In 2011, a man named Rocky would soon get a new name. He dared to walk into a KFC in Portland, Jamaica and ask not for chicken, but for a dish close to his heart. “Mi tired a di chicken meat…mi waan curry goat and soda,” he insisted, earning himself the moniker Mr. Curry Goat. Despite the derision he faced, he wasn’t too far off: the first KFC on the island in the 1970s served the dish.
While Jamaica’s national dish is ackee and saltfish, curry goat is a close contender.

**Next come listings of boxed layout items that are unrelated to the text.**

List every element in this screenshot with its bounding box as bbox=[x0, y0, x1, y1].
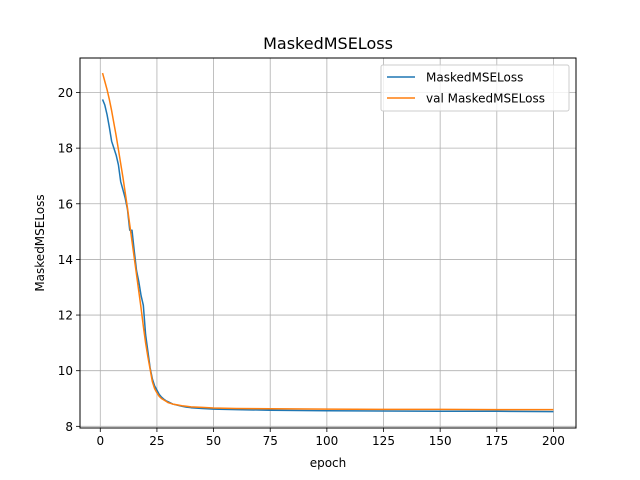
series-line-2 bbox=[101, 72, 554, 411]
x-tick-label: 75 bbox=[263, 434, 278, 448]
plot-frame bbox=[79, 57, 577, 429]
x-tick-label: 150 bbox=[429, 434, 452, 448]
x-tick-label: 0 bbox=[96, 434, 104, 448]
y-tick-label: 20 bbox=[58, 86, 73, 100]
x-tick-label: 25 bbox=[149, 434, 164, 448]
y-tick-label: 14 bbox=[58, 253, 73, 267]
x-tick-label: 175 bbox=[485, 434, 508, 448]
x-tick-label: 125 bbox=[372, 434, 395, 448]
y-axis-label: MaskedMSELoss bbox=[33, 194, 47, 291]
axis-ticks: 0 25 50 75 100 125 150 175 200 8 10 12 14 16 18 20 bbox=[58, 86, 565, 448]
y-tick-label: 18 bbox=[58, 142, 73, 156]
y-tick-label: 8 bbox=[65, 420, 73, 434]
x-tick-label: 200 bbox=[542, 434, 565, 448]
y-tick-label: 16 bbox=[58, 197, 73, 211]
y-tick-label: 10 bbox=[58, 364, 73, 378]
x-tick-label: 50 bbox=[206, 434, 221, 448]
legend-box bbox=[380, 64, 570, 112]
chart-title: MaskedMSELoss bbox=[263, 34, 393, 53]
series-layer bbox=[101, 72, 554, 413]
legend: MaskedMSELoss val MaskedMSELoss bbox=[380, 64, 570, 112]
legend-label: MaskedMSELoss bbox=[426, 71, 523, 85]
y-tick-label: 12 bbox=[58, 309, 73, 323]
x-tick-label: 100 bbox=[315, 434, 338, 448]
legend-label: val MaskedMSELoss bbox=[426, 92, 545, 106]
grid bbox=[80, 58, 576, 428]
x-axis-label: epoch bbox=[310, 456, 347, 470]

When someone asked former U.S. Vice President Kamala Harris, who is Jamaican and Indian, if curry goat is her favorite dish, she broke into patois and concurred, “Ya mon, ya mon.” Tifa named her 2018 debut album “Curry Goat and Champagne.” Reddit threads about where to find the best curry goat in Jamaica ignite passionate commentary.

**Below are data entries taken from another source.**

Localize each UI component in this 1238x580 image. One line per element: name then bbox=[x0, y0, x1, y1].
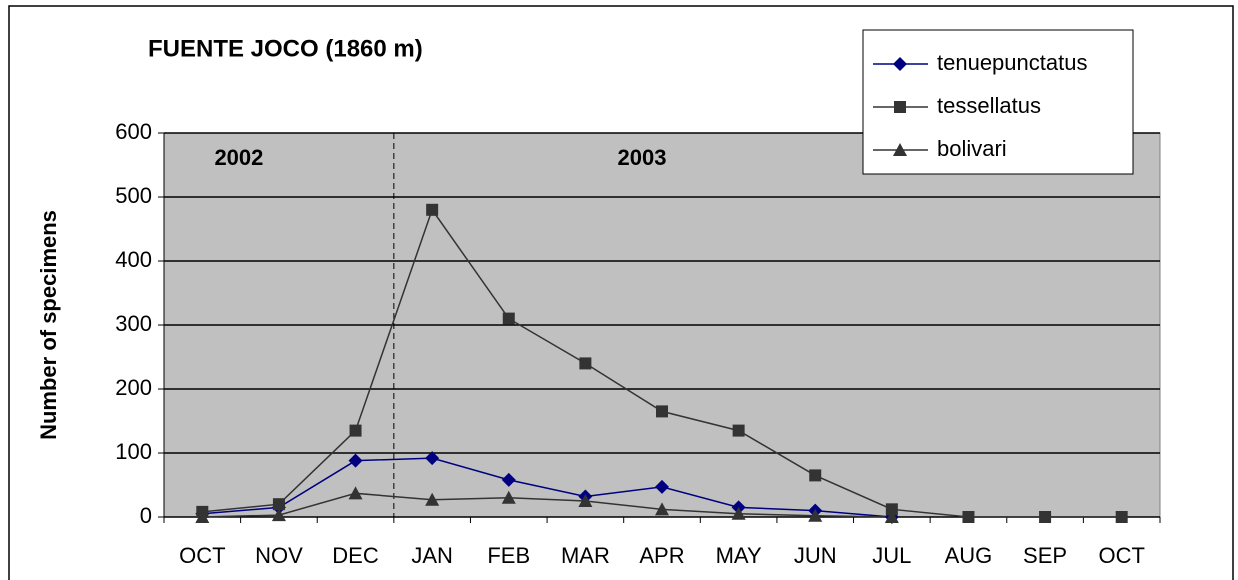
marker bbox=[655, 502, 669, 516]
marker bbox=[894, 101, 906, 113]
marker bbox=[656, 405, 668, 418]
marker bbox=[808, 508, 823, 522]
x-tick-label: MAR bbox=[561, 543, 610, 568]
x-tick-label: OCT bbox=[179, 543, 225, 568]
x-tick-label: JUN bbox=[794, 543, 837, 568]
marker bbox=[426, 203, 439, 216]
marker bbox=[272, 498, 285, 511]
x-tick-label: JUL bbox=[872, 543, 911, 568]
y-tick-label: 200 bbox=[115, 375, 152, 400]
marker bbox=[348, 453, 363, 468]
marker bbox=[271, 508, 286, 522]
marker bbox=[893, 143, 907, 156]
marker bbox=[732, 424, 745, 437]
y-tick-label: 600 bbox=[115, 119, 152, 144]
year-label: 2002 bbox=[214, 145, 263, 170]
y-tick-label: 100 bbox=[115, 439, 152, 464]
x-tick-label: FEB bbox=[487, 543, 530, 568]
x-tick-label: OCT bbox=[1098, 543, 1144, 568]
marker bbox=[195, 510, 210, 523]
marker bbox=[885, 503, 898, 516]
x-tick-label: SEP bbox=[1023, 543, 1067, 568]
year-label: 2003 bbox=[618, 145, 667, 170]
marker bbox=[502, 312, 515, 325]
marker bbox=[655, 479, 669, 494]
series-line bbox=[202, 457, 892, 518]
marker bbox=[501, 472, 516, 487]
y-tick-label: 500 bbox=[115, 183, 152, 208]
y-tick-label: 400 bbox=[115, 247, 152, 272]
marker bbox=[579, 357, 592, 370]
marker bbox=[501, 490, 516, 504]
y-tick-label: 0 bbox=[140, 503, 152, 528]
marker bbox=[348, 486, 363, 500]
marker bbox=[731, 506, 746, 520]
x-tick-label: JAN bbox=[411, 543, 453, 568]
legend-label: tessellatus bbox=[937, 93, 1041, 118]
x-tick-label: NOV bbox=[255, 543, 303, 568]
x-tick-label: MAY bbox=[716, 543, 762, 568]
x-tick-label: APR bbox=[639, 543, 684, 568]
marker bbox=[809, 469, 822, 482]
y-axis-label: Number of specimens bbox=[36, 210, 61, 440]
marker bbox=[884, 510, 899, 523]
marker bbox=[425, 451, 440, 466]
x-tick-label: DEC bbox=[332, 543, 379, 568]
marker bbox=[349, 424, 362, 437]
series-line bbox=[202, 492, 892, 518]
marker bbox=[1039, 511, 1052, 523]
x-tick-label: AUG bbox=[945, 543, 993, 568]
y-tick-label: 300 bbox=[115, 311, 152, 336]
marker bbox=[893, 57, 907, 71]
legend-label: tenuepunctatus bbox=[937, 50, 1087, 75]
marker bbox=[962, 511, 975, 523]
marker bbox=[578, 494, 593, 507]
marker bbox=[1115, 511, 1128, 523]
marker bbox=[425, 492, 440, 506]
chart-title: FUENTE JOCO (1860 m) bbox=[148, 35, 423, 62]
legend-label: bolivari bbox=[937, 136, 1007, 161]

While curry goat originated in Jamaica, the dish is devotedly cooked, savored, and celebrated in Guyana, Trinidad and Tobago, Suriname, and Belize. The Guyanese call the dish “goat curry” and Trinidadians, Tobagonians, and Jamaicans defend the label “curry goat,” but regardless of what you call it, the dish is a metaphor for how Indian contributions often go overlooked in Caribbean history.